Die alten Stadttore wurden in der zweiten Hälfte des 19. Jahrhunderts abgetragen, um Platz für Fuhrwerke und Händler zu schaffen. Auf den Straßen klapperten Hufe, und die Gaslaternen warfen abends ein schwaches Licht auf Kopfsteinpflaster und Fassaden.

Das Leben war einfach und anstrengend. In vielen Häusern stand nur ein Herd, auf dem geheizt, gekocht und oft auch die Wäsche gewaschen wurde. Die Ernährung war bescheiden, aber nahrhaft – Suppen, Mehlspeisen, Getreidebrei, Brot, hin und wieder Fleisch, viel Milch und Sauerkraut. Die Wochen waren von Arbeit geprägt, die Sonntage vom Kirchgang. Die Religion gab Struktur, half beim Ertragen des Alltags und bestimmte, wann gefastet und wann gefeiert wurde. Kirchweih, Hochzeit, Weihnachten und die vielen weiteren kirchlichen Feiertage – diese Tage standen über allem, auch kulinarisch.

Politisch blickte man in München mit Sorge und Stolz zugleich auf den Norden. Der junge König Ludwig II., erst 21 Jahre alt, zog sich zunehmend in seine eigene Welt zurück – voller Musik, Theater, Architekturträume und schwärmerischer Ideen. Die Regierungsgeschäfte führten seine Minister; im Landtag rangen Liberale, Konservative und Klerikale um die Zukunft Bayerns. Viele Bürger misstrauten Preußen und dem Gedanken einer deutschen Einigung unter Bismarck – und doch näherte sich Bayern Schritt für Schritt der neuen Ordnung an.
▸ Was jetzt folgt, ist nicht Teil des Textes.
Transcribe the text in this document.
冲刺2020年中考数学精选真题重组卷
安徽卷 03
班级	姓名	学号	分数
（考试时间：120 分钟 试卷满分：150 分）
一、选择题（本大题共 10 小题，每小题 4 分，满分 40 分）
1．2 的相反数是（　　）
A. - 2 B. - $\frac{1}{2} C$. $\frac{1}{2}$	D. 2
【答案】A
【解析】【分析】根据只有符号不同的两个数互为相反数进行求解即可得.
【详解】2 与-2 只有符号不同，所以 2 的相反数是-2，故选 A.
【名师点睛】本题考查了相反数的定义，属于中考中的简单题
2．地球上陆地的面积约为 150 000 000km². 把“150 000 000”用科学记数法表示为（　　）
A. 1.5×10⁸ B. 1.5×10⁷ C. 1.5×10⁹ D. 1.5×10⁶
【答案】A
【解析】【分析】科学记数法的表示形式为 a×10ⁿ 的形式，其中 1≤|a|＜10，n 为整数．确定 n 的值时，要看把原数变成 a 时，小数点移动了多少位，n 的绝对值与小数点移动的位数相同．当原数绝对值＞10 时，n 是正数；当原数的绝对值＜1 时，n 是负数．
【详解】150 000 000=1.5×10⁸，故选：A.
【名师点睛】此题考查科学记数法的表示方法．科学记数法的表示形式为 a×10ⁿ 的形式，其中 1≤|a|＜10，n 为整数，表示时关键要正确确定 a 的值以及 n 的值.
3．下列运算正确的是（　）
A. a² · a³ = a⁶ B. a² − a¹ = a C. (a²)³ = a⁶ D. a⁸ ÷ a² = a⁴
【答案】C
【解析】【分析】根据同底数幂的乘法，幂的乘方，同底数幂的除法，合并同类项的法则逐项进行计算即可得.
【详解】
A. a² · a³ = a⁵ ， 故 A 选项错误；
1867 – das war eine Zeit, in der zwei Welten nebeneinander existierten: die alte, handwerkliche, dörfliche, geerdete Welt des täglichen Überlebens, und die neue, von Technik, Handel und Politik durchdrungene Welt der Städte. Zwischen beidem lag eine Spannung, die sich überall zeigte – im Takt der Eisenbahn, in den neuen Maschinen, in der wachsenden Zahl gedruckter Bücher, Zeitungen und Kochbücher, die auch in Freisinger Haushalten langsam Einzug hielten.

Wer damals durch die Gassen Freisings ging, sah Männer mit breitkrempigen Hüten, Frauen mit langen Röcken und Schürzen, Kinder, die barfuß spielten. Man hörte Dialekt, Glocken, Marktschreier und das rhythmische Stampfen der Fuhrwerke. Die Isar rauschte wie eh und je, und über allem thronte der Domberg, sichtbar über die Jahrhunderte hinweg – Zeuge einer Zeit, in der Bayern, noch halb im Gestern, den Schritt in die Moderne wagte.